I have to suspect bedding, but only at the first, for one thing. I usually start my young babies on something like rubber shelf liner (the one that has holes in it) because they tend to slip less and tend to have correct legs more. She also could have a slight inability to absorb nutrients quite as well as the others - or might have started, in hatch, with less ability - or it could even be a glitch in that line of birds. I also have Ideal hatchery chicks, often have when I buy "fun" chicks. This year I also had one that definitely was a weaker bird. She's a weaker breed, but her sibling had no issues. She didn't splay, but was definitely a sleepy and sometimes inattentive bird that tended towards pasty vent.

Interesting that you say about some leftover from hatching, "Gunk" is my little name for it. I've tended to find that birds that had some of the 'factory glue' still stuck from the inside of the egg after hatching also tend to be some of the babies that fail to thrive.

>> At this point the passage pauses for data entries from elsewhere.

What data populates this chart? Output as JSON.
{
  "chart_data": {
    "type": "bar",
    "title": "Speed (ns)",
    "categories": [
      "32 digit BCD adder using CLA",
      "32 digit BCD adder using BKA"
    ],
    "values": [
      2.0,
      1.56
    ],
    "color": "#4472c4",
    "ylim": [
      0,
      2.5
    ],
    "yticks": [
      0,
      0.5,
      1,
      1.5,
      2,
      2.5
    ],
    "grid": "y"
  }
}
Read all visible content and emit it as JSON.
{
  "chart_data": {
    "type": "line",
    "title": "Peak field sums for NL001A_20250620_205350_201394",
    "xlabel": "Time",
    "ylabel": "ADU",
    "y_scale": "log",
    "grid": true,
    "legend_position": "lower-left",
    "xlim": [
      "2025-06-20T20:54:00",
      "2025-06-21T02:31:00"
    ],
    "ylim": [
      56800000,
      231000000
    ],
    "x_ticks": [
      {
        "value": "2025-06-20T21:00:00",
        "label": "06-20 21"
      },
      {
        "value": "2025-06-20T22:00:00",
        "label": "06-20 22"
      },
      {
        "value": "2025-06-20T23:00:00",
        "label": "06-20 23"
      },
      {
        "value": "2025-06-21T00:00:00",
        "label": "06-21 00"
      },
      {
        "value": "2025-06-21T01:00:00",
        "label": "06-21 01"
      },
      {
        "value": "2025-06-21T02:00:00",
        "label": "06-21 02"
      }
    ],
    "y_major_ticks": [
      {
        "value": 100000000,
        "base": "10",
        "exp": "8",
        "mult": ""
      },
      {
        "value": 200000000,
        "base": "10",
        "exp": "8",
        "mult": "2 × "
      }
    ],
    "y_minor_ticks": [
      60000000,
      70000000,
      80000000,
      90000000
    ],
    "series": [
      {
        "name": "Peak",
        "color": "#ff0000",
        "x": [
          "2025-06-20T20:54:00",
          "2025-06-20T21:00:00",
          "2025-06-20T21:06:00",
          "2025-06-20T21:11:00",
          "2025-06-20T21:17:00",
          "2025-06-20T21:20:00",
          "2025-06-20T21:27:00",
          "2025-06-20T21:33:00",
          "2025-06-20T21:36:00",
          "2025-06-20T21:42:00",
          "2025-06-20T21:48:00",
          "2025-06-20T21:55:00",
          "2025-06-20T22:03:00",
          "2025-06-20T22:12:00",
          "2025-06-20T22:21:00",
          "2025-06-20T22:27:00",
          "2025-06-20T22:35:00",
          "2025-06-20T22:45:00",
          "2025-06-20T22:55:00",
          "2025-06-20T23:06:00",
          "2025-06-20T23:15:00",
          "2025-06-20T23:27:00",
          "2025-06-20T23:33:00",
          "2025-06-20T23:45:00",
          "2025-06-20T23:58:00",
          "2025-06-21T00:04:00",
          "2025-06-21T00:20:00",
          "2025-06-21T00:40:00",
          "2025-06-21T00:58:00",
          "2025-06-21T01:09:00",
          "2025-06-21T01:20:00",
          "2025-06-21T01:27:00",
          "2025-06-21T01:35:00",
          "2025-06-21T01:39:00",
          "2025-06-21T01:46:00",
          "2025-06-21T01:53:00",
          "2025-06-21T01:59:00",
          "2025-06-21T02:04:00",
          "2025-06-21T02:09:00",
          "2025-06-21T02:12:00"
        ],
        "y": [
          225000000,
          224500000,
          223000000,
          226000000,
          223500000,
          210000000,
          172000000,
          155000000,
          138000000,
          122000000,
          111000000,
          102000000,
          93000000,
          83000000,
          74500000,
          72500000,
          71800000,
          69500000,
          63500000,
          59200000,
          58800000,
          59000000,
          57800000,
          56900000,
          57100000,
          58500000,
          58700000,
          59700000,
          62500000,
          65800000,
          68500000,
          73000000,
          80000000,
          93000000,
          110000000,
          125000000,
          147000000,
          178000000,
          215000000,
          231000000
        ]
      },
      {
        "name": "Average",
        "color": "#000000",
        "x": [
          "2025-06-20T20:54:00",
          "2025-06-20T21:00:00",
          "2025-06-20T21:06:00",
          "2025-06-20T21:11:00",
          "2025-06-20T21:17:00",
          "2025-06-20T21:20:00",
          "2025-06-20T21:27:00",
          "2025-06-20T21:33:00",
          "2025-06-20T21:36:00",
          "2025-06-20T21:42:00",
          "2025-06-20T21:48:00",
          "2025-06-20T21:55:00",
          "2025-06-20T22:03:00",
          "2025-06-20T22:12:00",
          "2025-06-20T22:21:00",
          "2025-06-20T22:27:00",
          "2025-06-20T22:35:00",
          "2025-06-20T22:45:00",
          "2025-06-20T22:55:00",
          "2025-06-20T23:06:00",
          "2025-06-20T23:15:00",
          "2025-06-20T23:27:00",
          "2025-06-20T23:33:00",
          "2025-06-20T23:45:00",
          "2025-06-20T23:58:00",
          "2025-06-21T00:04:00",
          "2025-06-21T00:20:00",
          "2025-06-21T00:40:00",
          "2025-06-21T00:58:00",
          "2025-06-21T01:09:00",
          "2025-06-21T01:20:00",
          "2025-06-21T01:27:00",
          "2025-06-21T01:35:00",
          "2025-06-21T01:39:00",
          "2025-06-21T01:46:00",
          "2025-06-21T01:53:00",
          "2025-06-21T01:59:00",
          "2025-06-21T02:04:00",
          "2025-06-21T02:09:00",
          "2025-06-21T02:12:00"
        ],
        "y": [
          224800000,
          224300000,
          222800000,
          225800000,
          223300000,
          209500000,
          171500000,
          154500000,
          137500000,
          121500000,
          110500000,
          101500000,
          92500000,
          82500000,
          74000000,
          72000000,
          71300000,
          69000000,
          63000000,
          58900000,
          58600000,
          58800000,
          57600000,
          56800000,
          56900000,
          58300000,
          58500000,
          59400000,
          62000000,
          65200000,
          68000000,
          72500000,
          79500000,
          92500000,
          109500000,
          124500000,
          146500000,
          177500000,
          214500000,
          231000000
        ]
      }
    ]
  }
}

I'm sure there's a correlation, probably something to do with the breeder's nutrition or humidity or nutrients of the yolk. But I find it more often than not.

With those chicks, I just always start them out with more nutrition. Well everyone really, but I make sure they get a little pampered from the start. You can start that now. Give her a little spare - a little egg yolk, the glop I listed before (it's good for all, essential for her), etc.

I would try again on the orthopedics because it's important that they be on now to allow her legs to stay in the right place when strengthening and as all the muscles grow and come in and set around the position in which they find the legs.

As for her being lethargic, all the more reason for her to get the vitamins directly in the beak rather than in the water (where they degrade in light). And the yogurt.

As for your feed, if the porch is around 75 or less degrees, and the plastic bag is completely light proof, that should be fine. If it's clear, you must put it in something light-proof to protect the vitamins.

I sure do hope you feel better! let us know how this baby does, please. Everything seems mostly like just splay leg from bedding or a possible failure to thrive issue. Her bobbing sounds like she's just lethargic and sleepy, not respiratory.